FIG. 1 is a block diagram showing an electrical configuration of an inkjet printer according to an embodiment of the present invention.

FIG. 2 is a block diagram of a power supply system that drives a recording head of the inkjet printer according to the embodiment.

FIG. 3 is a diagram showing a timing chart of signals for driving a recording head.

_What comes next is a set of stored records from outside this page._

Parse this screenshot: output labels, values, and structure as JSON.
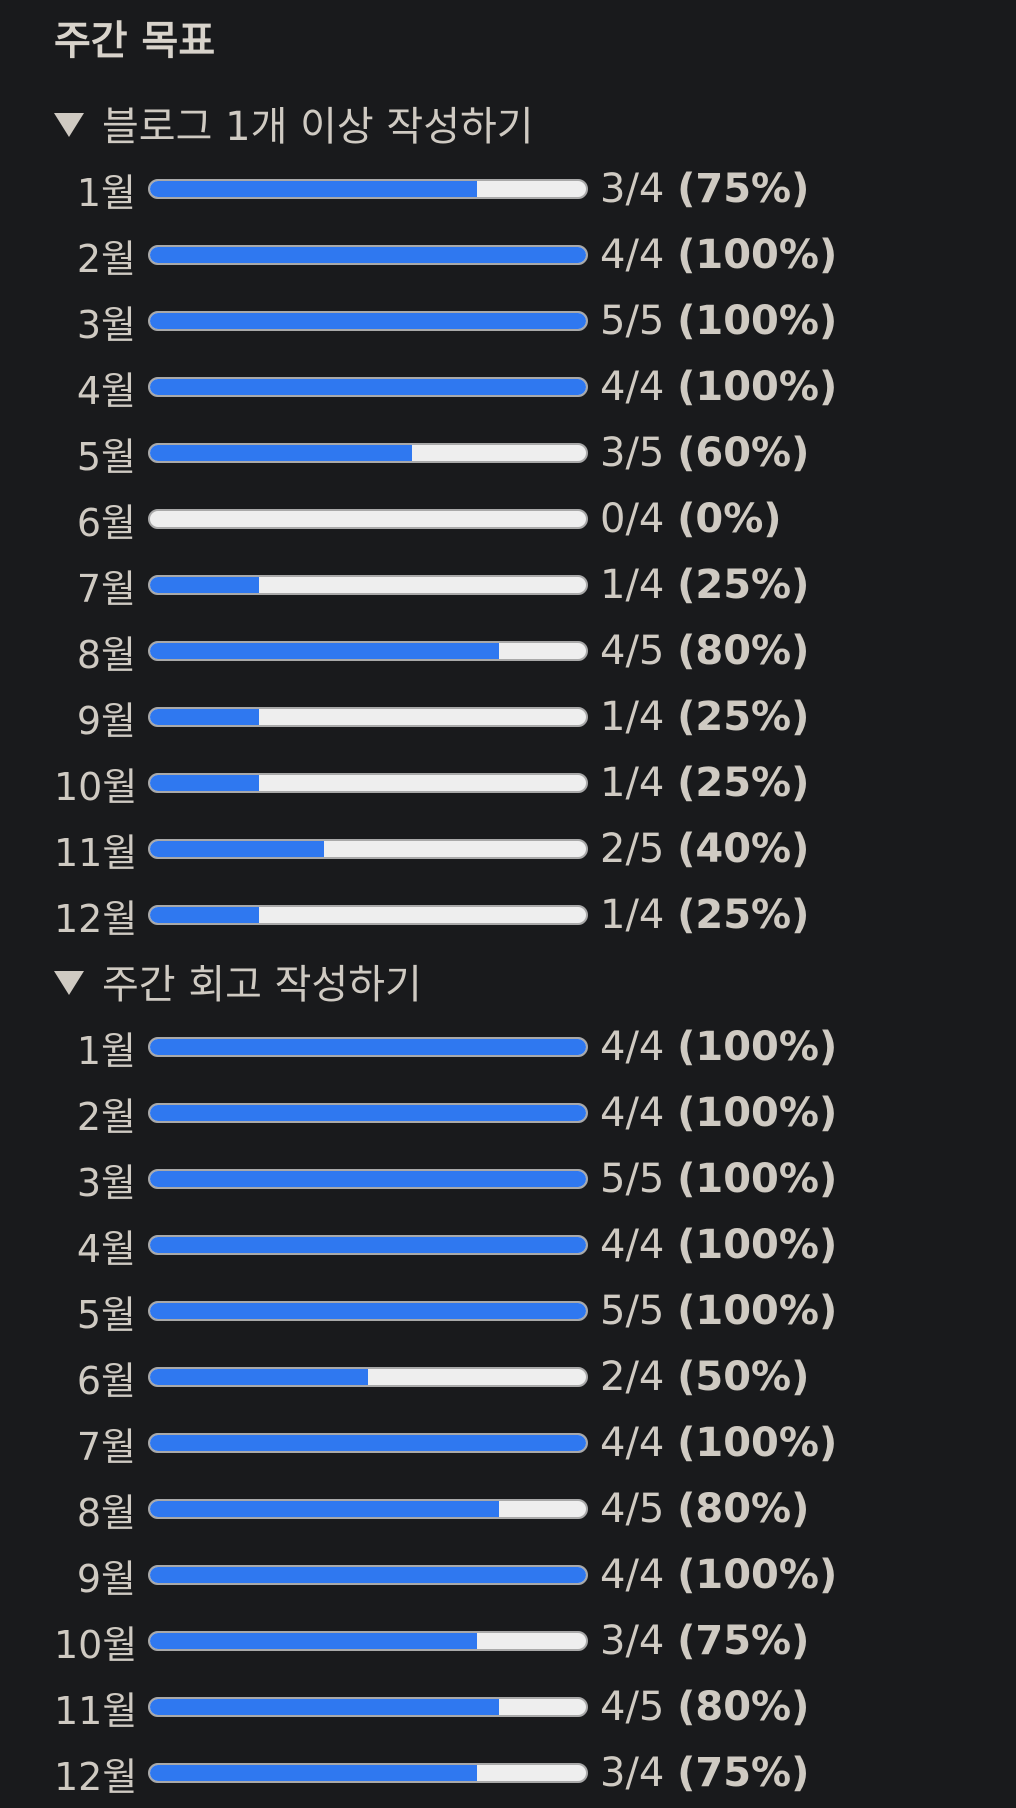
{
  "title": "주간 목표",
  "sections": [
    {
      "label": "블로그 1개 이상 작성하기",
      "rows": [
        {
          "month": "1월",
          "fraction": "3/4",
          "percent": "(75%)",
          "fill": 0.75
        },
        {
          "month": "2월",
          "fraction": "4/4",
          "percent": "(100%)",
          "fill": 1.0
        },
        {
          "month": "3월",
          "fraction": "5/5",
          "percent": "(100%)",
          "fill": 1.0
        },
        {
          "month": "4월",
          "fraction": "4/4",
          "percent": "(100%)",
          "fill": 1.0
        },
        {
          "month": "5월",
          "fraction": "3/5",
          "percent": "(60%)",
          "fill": 0.6
        },
        {
          "month": "6월",
          "fraction": "0/4",
          "percent": "(0%)",
          "fill": 0.0
        },
        {
          "month": "7월",
          "fraction": "1/4",
          "percent": "(25%)",
          "fill": 0.25
        },
        {
          "month": "8월",
          "fraction": "4/5",
          "percent": "(80%)",
          "fill": 0.8
        },
        {
          "month": "9월",
          "fraction": "1/4",
          "percent": "(25%)",
          "fill": 0.25
        },
        {
          "month": "10월",
          "fraction": "1/4",
          "percent": "(25%)",
          "fill": 0.25
        },
        {
          "month": "11월",
          "fraction": "2/5",
          "percent": "(40%)",
          "fill": 0.4
        },
        {
          "month": "12월",
          "fraction": "1/4",
          "percent": "(25%)",
          "fill": 0.25
        }
      ]
    },
    {
      "label": "주간 회고 작성하기",
      "rows": [
        {
          "month": "1월",
          "fraction": "4/4",
          "percent": "(100%)",
          "fill": 1.0
        },
        {
          "month": "2월",
          "fraction": "4/4",
          "percent": "(100%)",
          "fill": 1.0
        },
        {
          "month": "3월",
          "fraction": "5/5",
          "percent": "(100%)",
          "fill": 1.0
        },
        {
          "month": "4월",
          "fraction": "4/4",
          "percent": "(100%)",
          "fill": 1.0
        },
        {
          "month": "5월",
          "fraction": "5/5",
          "percent": "(100%)",
          "fill": 1.0
        },
        {
          "month": "6월",
          "fraction": "2/4",
          "percent": "(50%)",
          "fill": 0.5
        },
        {
          "month": "7월",
          "fraction": "4/4",
          "percent": "(100%)",
          "fill": 1.0
        },
        {
          "month": "8월",
          "fraction": "4/5",
          "percent": "(80%)",
          "fill": 0.8
        },
        {
          "month": "9월",
          "fraction": "4/4",
          "percent": "(100%)",
          "fill": 1.0
        },
        {
          "month": "10월",
          "fraction": "3/4",
          "percent": "(75%)",
          "fill": 0.75
        },
        {
          "month": "11월",
          "fraction": "4/5",
          "percent": "(80%)",
          "fill": 0.8
        },
        {
          "month": "12월",
          "fraction": "3/4",
          "percent": "(75%)",
          "fill": 0.75
        }
      ]
    }
  ],
  "colors": {
    "background": "#191a1c",
    "text": "#cfcac2",
    "bar_fill": "#2f78f0",
    "bar_track": "#eeeeee",
    "bar_border": "#a9a9a9"
  },
  "icons": {
    "toggle": "triangle-down-icon"
  }
}
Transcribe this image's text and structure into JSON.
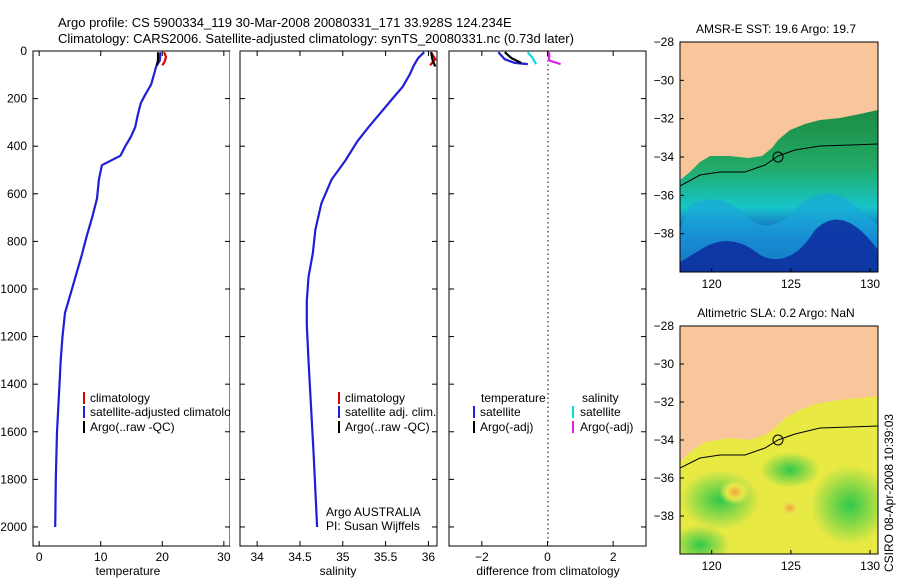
{
  "header": {
    "line1": "Argo profile: CS 5900334_119 30-Mar-2008 20080331_171 33.928S 124.234E",
    "line2": "Climatology: CARS2006. Satellite-adjusted climatology: synTS_20080331.nc (0.73d later)"
  },
  "credit": "CSIRO 08-Apr-2008 10:39:03",
  "chart_data": [
    {
      "id": "temperature",
      "type": "line",
      "xlabel": "temperature",
      "xlim": [
        -1,
        31
      ],
      "xticks": [
        0,
        10,
        20,
        30
      ],
      "ylim": [
        2080,
        0
      ],
      "yticks": [
        0,
        200,
        400,
        600,
        800,
        1000,
        1200,
        1400,
        1600,
        1800,
        2000
      ],
      "legend": [
        "climatology",
        "satellite-adjusted climatology",
        "Argo(..raw -QC)"
      ],
      "series": [
        {
          "name": "climatology",
          "color": "#e00000",
          "points": [
            [
              20.3,
              5
            ],
            [
              20.6,
              25
            ],
            [
              20.4,
              45
            ],
            [
              20.0,
              60
            ]
          ]
        },
        {
          "name": "satellite-adjusted climatology",
          "color": "#1f1fd6",
          "points": [
            [
              19.7,
              5
            ],
            [
              19.6,
              40
            ],
            [
              19.0,
              65
            ],
            [
              18.8,
              85
            ],
            [
              18.2,
              140
            ],
            [
              17.1,
              190
            ],
            [
              16.5,
              220
            ],
            [
              16.0,
              270
            ],
            [
              15.6,
              320
            ],
            [
              14.9,
              360
            ],
            [
              14.0,
              400
            ],
            [
              13.2,
              440
            ],
            [
              10.2,
              480
            ],
            [
              9.7,
              540
            ],
            [
              9.4,
              620
            ],
            [
              8.6,
              700
            ],
            [
              7.7,
              780
            ],
            [
              6.9,
              860
            ],
            [
              6.0,
              940
            ],
            [
              5.1,
              1020
            ],
            [
              4.2,
              1100
            ],
            [
              3.8,
              1200
            ],
            [
              3.5,
              1300
            ],
            [
              3.2,
              1450
            ],
            [
              2.9,
              1600
            ],
            [
              2.7,
              1800
            ],
            [
              2.6,
              2000
            ]
          ]
        },
        {
          "name": "Argo(..raw -QC)",
          "color": "#000000",
          "points": [
            [
              19.3,
              5
            ],
            [
              19.3,
              40
            ],
            [
              19.1,
              60
            ]
          ]
        }
      ],
      "annotations": []
    },
    {
      "id": "salinity",
      "type": "line",
      "xlabel": "salinity",
      "xlim": [
        33.8,
        36.1
      ],
      "xticks": [
        34,
        34.5,
        35,
        35.5,
        36
      ],
      "xticklabels": [
        "34",
        "34.5",
        "35",
        "35.5",
        "36"
      ],
      "ylim": [
        2080,
        0
      ],
      "legend": [
        "climatology",
        "satellite adj. clim.",
        "Argo(..raw -QC)"
      ],
      "series": [
        {
          "name": "climatology",
          "color": "#e00000",
          "points": [
            [
              36.03,
              5
            ],
            [
              36.08,
              35
            ],
            [
              36.02,
              60
            ]
          ]
        },
        {
          "name": "satellite adj. clim.",
          "color": "#1f1fd6",
          "points": [
            [
              35.95,
              5
            ],
            [
              35.88,
              30
            ],
            [
              35.83,
              60
            ],
            [
              35.78,
              100
            ],
            [
              35.7,
              150
            ],
            [
              35.58,
              200
            ],
            [
              35.44,
              260
            ],
            [
              35.3,
              320
            ],
            [
              35.17,
              380
            ],
            [
              35.03,
              460
            ],
            [
              34.87,
              540
            ],
            [
              34.75,
              640
            ],
            [
              34.68,
              750
            ],
            [
              34.65,
              850
            ],
            [
              34.6,
              950
            ],
            [
              34.58,
              1050
            ],
            [
              34.58,
              1150
            ],
            [
              34.6,
              1300
            ],
            [
              34.63,
              1500
            ],
            [
              34.66,
              1700
            ],
            [
              34.7,
              2000
            ]
          ]
        },
        {
          "name": "Argo(..raw -QC)",
          "color": "#000000",
          "points": [
            [
              36.03,
              5
            ],
            [
              36.05,
              40
            ],
            [
              36.08,
              65
            ]
          ]
        }
      ],
      "annotations": [
        "Argo AUSTRALIA",
        "PI: Susan Wijffels"
      ]
    },
    {
      "id": "difference",
      "type": "line",
      "xlabel": "difference from climatology",
      "xlim": [
        -3,
        3
      ],
      "xticks": [
        -2,
        0,
        2
      ],
      "ylim": [
        2080,
        0
      ],
      "legend_left_title": "temperature",
      "legend_right_title": "salinity",
      "legend": [
        "satellite",
        "Argo(-adj)",
        "satellite",
        "Argo(-adj)"
      ],
      "series": [
        {
          "name": "temperature satellite",
          "color": "#1f1fd6",
          "points": [
            [
              -1.5,
              5
            ],
            [
              -1.3,
              35
            ],
            [
              -1.0,
              50
            ],
            [
              -0.6,
              55
            ]
          ]
        },
        {
          "name": "temperature Argo(-adj)",
          "color": "#000000",
          "points": [
            [
              -1.3,
              5
            ],
            [
              -1.1,
              30
            ],
            [
              -0.8,
              50
            ]
          ]
        },
        {
          "name": "salinity satellite",
          "color": "#00dede",
          "points": [
            [
              -0.6,
              5
            ],
            [
              -0.45,
              30
            ],
            [
              -0.35,
              55
            ]
          ]
        },
        {
          "name": "salinity Argo(-adj)",
          "color": "#e020e0",
          "points": [
            [
              0.05,
              5
            ],
            [
              0.05,
              40
            ],
            [
              0.4,
              55
            ]
          ]
        }
      ]
    },
    {
      "id": "sst_map",
      "type": "heatmap",
      "title": "AMSR-E SST: 19.6 Argo: 19.7",
      "xlim": [
        118,
        130.5
      ],
      "xticks": [
        120,
        125,
        130
      ],
      "ylim": [
        -40,
        -28
      ],
      "yticks": [
        -28,
        -30,
        -32,
        -34,
        -36,
        -38
      ],
      "marker": {
        "lon": 124.234,
        "lat": -33.928
      }
    },
    {
      "id": "sla_map",
      "type": "heatmap",
      "title": "Altimetric SLA: 0.2 Argo: NaN",
      "xlim": [
        118,
        130.5
      ],
      "xticks": [
        120,
        125,
        130
      ],
      "ylim": [
        -40,
        -28
      ],
      "yticks": [
        -28,
        -30,
        -32,
        -34,
        -36,
        -38
      ],
      "marker": {
        "lon": 124.234,
        "lat": -33.928
      }
    }
  ],
  "colors": {
    "land": "#f9c69b",
    "sla_bg": "#ecec3c"
  }
}
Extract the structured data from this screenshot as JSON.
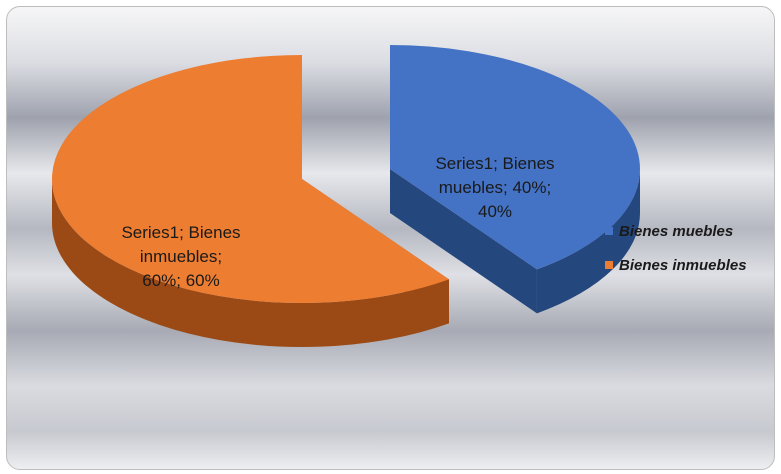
{
  "chart_data": {
    "type": "pie",
    "style": "3d-exploded",
    "title": "",
    "series_name": "Series1",
    "slices": [
      {
        "name": "Bienes muebles",
        "value": 40,
        "percent": "40%",
        "color": "#4472c4",
        "side_color": "#24477d",
        "label_lines": [
          "Series1; Bienes",
          "muebles; 40%;",
          "40%"
        ]
      },
      {
        "name": "Bienes inmuebles",
        "value": 60,
        "percent": "60%",
        "color": "#ed7d31",
        "side_color": "#9b4a15",
        "label_lines": [
          "Series1; Bienes",
          "inmuebles;",
          "60%; 60%"
        ]
      }
    ],
    "legend": {
      "position": "right",
      "items": [
        {
          "label": "Bienes muebles",
          "color": "#4472c4"
        },
        {
          "label": "Bienes inmuebles",
          "color": "#ed7d31"
        }
      ]
    }
  }
}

FIG. 4 is a diagram showing driving voltage characteristics of a driving power supply.

[Explanation of symbols]

DESCRIPTION OF SYMBOLS 11 ... Microcomputer 21 ... Head driver 22 ... Control circuit 30 ... Drive power supply 31 ... Voltage conversion table 60, 61-64 ... Printing head (recording head)

Claims (3)

[Claims] A recording head having an ink chamber filled with ink for each of a plurality of colors of ink; an actuator for applying pressure to the ink in the ink chamber to eject ink from nozzles; A driver that applies a drive voltage from a drive voltage source to actuators of the recording heads of the respective colors in response to an ejection command; and control means that outputs an ejection command in units of one dot to the driver based on image data. In the color printing apparatus, the control means varies the voltage applied to the printhead from the drive voltage source via the driver according to the printhead of each color, and applies the voltage at a shifted timing for each printhead. A color recording apparatus characterized by the above-mentioned. 2. The apparatus according to claim 1, further comprising: a voltage conversion table for outputting voltage conversion data for varying a driving voltage output from the driving voltage source, wherein the control unit controls the voltage conversion table for each color of an ejection command. 2. The color printing apparatus according to claim 1, wherein a table data selection signal is output in response to the data. 3. The color printing apparatus according to claim 2, wherein the data of the voltage conversion table can be freely rewritten from outside.